La cour infirme en conséquence le jugement en ce qu'il fixe le prix du bail renouvelé à 100 703,96 euros, le premier juge ayant à tort déduit le montant annuel de la provision pour taxe foncière et fixera celui-ci à 103 632 euros HT et HC.

L'existence d'un trop perçu par le bailleur au titre du loyer du bail renouvelé en résultant, la cour confirme le jugement condamnant la société SHD IMMO à rembourser à la Société Générale les sommes dont s'agit dans les termes du jugement déféré et déboute en conséquence la société SHD IMMO de sa demande de condamnation à un complément de loyers et à des intérêts majorés sur un arriéré de loyer, qui n'est pas caractérisé en l'espèce.

Sur les frais de l'instance

La société SDH IMMO fait grief au premier juge d'avoir accueilli la demande de la Société Générale à hauteur de 33 062,12 euros au titre du remboursement des frais, faisant valoir que le montant réclamé est excessif, et qu'elle ne saurait supporter le charge des frais d'expertise privée, de certification de comptes, extrêmement élevés.

La Société Générale pour sa part critique le jugement entrepris qui a refusé de prendre en compte le coût de la facture de Me F. de 600 euros, au motif qu'elle porte une date postérieure au droit de repentir, alors qu'elle correspond à des diligences antérieures, et qui a ramené les honoraires de l'avocat de la locataire à 10 000 euros toutes taxes comprises en l'absence de convention d'honoraires et de factures ; elle précise qu'elle verse désormais aux débats les factures correspondantes et entend obtenir la condamnation de la société SDH IMMO à lui payer une somme de

49 177,54 euros au titre des frais.

Les frais réclamés par la Société Générale sont :

- droit de plaidoirie ordonnance de référé : 13 euros

- honoraires Me F. : 960 euros

- honoraires Me F. : 600 euros

- honoraires Ernst et Young (certification des comptes) : 19 200 euros

- honoraires Cabinet M.-G. et G. (estimation de l'indemnité d'éviction) : 6 000 euros

- honoraires du cabinet B., S. et Associés et frais : 22 404,54 euros.
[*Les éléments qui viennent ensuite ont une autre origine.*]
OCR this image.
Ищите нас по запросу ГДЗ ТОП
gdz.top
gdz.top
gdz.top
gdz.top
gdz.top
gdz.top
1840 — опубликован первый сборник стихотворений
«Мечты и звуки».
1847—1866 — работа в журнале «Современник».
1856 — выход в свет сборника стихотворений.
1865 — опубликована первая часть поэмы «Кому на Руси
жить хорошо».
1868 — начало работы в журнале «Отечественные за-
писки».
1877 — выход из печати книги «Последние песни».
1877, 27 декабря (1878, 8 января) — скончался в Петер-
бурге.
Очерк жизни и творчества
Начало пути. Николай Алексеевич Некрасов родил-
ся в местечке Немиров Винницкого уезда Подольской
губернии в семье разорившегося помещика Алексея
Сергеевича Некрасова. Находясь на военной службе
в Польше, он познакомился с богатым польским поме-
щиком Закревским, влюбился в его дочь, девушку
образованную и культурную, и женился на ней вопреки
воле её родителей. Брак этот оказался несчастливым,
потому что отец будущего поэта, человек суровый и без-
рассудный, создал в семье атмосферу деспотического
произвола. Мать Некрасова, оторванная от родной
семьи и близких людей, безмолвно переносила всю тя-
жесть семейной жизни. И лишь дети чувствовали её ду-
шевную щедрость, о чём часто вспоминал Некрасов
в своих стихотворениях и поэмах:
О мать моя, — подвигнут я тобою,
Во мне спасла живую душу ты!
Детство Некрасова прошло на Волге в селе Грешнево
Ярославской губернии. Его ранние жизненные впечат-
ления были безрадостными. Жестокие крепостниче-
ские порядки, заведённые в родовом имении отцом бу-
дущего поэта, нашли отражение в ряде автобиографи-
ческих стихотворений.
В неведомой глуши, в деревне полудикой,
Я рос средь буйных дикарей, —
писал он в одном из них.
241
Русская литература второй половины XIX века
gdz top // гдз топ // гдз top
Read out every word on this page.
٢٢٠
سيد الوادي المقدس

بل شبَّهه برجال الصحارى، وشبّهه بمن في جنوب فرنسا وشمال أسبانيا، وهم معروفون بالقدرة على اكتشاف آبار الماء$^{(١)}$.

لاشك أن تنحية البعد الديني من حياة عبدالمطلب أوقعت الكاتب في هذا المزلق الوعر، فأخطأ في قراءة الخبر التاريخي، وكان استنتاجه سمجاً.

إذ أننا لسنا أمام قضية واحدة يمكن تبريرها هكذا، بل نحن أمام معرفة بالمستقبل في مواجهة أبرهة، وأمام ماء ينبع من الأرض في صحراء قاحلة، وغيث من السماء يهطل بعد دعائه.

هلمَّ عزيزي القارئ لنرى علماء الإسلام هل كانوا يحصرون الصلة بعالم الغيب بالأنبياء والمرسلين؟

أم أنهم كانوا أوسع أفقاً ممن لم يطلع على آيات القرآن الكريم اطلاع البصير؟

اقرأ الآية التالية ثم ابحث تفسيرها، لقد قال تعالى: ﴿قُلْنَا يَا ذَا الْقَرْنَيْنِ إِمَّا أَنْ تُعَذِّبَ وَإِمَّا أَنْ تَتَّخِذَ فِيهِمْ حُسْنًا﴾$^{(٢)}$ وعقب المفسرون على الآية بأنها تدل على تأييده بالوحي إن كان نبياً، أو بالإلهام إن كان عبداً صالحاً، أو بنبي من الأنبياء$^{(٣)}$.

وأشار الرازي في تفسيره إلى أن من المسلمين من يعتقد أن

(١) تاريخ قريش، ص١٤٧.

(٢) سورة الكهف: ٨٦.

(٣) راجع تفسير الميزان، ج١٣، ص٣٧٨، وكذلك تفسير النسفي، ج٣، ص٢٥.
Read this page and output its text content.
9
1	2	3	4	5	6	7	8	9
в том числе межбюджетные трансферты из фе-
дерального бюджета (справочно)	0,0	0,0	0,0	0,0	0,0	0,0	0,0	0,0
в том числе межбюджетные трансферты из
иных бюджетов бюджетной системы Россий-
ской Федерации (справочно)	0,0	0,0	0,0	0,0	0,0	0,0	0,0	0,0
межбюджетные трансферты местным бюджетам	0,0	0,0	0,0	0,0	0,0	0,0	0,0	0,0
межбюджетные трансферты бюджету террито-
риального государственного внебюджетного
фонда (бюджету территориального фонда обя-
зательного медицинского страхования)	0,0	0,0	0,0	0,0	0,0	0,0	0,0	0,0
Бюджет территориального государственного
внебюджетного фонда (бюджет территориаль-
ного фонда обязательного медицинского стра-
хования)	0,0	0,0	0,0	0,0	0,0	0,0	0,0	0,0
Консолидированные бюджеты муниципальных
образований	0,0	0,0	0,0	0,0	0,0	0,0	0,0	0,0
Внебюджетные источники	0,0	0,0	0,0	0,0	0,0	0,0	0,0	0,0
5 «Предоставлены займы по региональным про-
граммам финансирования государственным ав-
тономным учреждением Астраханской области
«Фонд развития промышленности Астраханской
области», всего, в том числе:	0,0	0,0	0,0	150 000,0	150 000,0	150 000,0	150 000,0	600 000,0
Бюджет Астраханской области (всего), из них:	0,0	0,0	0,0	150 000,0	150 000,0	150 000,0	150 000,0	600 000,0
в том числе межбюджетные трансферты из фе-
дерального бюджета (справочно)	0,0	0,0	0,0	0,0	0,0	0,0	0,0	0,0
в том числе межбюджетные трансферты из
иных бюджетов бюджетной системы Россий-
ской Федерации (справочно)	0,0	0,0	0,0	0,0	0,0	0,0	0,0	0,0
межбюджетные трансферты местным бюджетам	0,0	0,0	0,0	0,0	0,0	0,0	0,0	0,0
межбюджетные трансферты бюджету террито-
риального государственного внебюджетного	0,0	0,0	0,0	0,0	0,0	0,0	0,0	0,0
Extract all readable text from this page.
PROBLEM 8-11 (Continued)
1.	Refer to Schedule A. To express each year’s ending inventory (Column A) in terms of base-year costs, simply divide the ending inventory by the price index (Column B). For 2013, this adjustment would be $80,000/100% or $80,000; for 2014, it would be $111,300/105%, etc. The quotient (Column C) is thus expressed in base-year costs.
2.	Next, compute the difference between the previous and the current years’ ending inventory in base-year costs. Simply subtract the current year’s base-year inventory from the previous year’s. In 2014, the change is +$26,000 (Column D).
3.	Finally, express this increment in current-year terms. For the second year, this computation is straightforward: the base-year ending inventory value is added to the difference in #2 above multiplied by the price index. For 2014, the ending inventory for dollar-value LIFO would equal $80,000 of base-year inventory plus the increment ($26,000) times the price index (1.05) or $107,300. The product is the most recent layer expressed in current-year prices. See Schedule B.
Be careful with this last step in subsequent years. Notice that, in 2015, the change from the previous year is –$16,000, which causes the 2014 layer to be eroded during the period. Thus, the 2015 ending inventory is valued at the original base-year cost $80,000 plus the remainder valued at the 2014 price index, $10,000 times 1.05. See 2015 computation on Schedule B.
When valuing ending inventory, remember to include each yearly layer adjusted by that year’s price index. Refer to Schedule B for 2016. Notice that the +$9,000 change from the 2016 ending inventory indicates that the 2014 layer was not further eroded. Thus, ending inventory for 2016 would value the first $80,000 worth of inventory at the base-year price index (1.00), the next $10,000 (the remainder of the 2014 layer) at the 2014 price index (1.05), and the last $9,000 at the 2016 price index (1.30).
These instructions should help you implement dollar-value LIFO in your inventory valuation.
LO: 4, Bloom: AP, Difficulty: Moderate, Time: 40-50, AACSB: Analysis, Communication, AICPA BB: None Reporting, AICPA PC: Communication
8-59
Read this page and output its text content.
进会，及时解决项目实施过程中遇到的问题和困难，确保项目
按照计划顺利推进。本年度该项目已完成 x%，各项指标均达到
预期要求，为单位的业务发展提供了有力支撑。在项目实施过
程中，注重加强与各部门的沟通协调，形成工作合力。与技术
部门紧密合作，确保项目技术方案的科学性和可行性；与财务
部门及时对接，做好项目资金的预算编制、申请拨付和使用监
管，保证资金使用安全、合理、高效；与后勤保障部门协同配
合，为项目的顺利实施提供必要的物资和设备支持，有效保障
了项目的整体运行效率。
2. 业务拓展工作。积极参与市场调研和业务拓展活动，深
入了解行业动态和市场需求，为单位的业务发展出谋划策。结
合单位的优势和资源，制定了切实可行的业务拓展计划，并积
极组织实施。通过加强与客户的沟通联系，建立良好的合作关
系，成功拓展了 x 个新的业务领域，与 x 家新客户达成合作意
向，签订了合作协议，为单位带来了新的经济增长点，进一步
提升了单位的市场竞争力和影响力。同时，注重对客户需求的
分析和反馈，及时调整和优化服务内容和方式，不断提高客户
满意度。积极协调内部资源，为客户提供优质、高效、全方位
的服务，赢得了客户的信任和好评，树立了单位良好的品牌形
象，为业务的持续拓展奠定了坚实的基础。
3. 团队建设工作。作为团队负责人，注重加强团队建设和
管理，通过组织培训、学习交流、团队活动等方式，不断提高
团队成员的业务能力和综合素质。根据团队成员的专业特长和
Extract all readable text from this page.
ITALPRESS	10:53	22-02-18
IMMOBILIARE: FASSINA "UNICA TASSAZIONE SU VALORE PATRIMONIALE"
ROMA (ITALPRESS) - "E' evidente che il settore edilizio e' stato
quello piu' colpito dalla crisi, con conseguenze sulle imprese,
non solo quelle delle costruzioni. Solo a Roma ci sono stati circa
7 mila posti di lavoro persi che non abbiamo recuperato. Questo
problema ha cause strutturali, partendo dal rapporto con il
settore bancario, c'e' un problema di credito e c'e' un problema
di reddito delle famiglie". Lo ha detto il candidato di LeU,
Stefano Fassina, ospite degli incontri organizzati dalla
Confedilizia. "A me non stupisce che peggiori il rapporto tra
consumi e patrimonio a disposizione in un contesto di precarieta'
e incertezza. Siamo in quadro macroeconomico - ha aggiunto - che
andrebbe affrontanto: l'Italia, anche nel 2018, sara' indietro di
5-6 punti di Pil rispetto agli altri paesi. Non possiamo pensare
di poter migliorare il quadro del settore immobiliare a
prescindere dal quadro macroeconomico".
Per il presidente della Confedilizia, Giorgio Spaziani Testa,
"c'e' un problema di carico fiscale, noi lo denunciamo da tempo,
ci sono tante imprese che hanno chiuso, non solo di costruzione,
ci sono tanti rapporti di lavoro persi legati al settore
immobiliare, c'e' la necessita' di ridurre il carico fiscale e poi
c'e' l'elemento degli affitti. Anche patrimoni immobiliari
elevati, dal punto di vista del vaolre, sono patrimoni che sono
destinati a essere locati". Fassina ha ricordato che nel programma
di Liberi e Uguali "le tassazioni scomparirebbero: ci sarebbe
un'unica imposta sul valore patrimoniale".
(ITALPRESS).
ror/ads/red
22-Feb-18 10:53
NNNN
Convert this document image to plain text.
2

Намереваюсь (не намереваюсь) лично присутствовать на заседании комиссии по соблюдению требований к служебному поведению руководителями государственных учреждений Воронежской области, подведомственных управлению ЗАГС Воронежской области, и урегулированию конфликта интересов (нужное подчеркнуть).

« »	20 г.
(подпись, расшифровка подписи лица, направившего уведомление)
Suite au congé délivré le 4 février 2013, la bailleresse a saisi le 21 mars 2014 le juge des référés en vue d'une expertise, laquelle a été ordonnée par ordonnance du 26 juin 2014. L'expert a déposé son rapport le 22 octobre 2015 et la société SHD IMMO a exercé son droit de repentir le 28 octobre 2015. Elle a ensuite saisi le tribunal de grande instance de Nantes par exploit du 3 novembre 2015.

Il résulte des dispositions de l'article L. 145-58 du code de commerce que l'exercice du droit de repentir entraîne l'obligation pour le bailleur de supporter les frais de l'instance, c'est-à-dire l'ensemble des frais, qu'ils soient constitués de frais taxables ou d'honoraires d'avocat, exposés par le locataire jusqu'au terme de l'instance pendant laquelle le repentir est exercé.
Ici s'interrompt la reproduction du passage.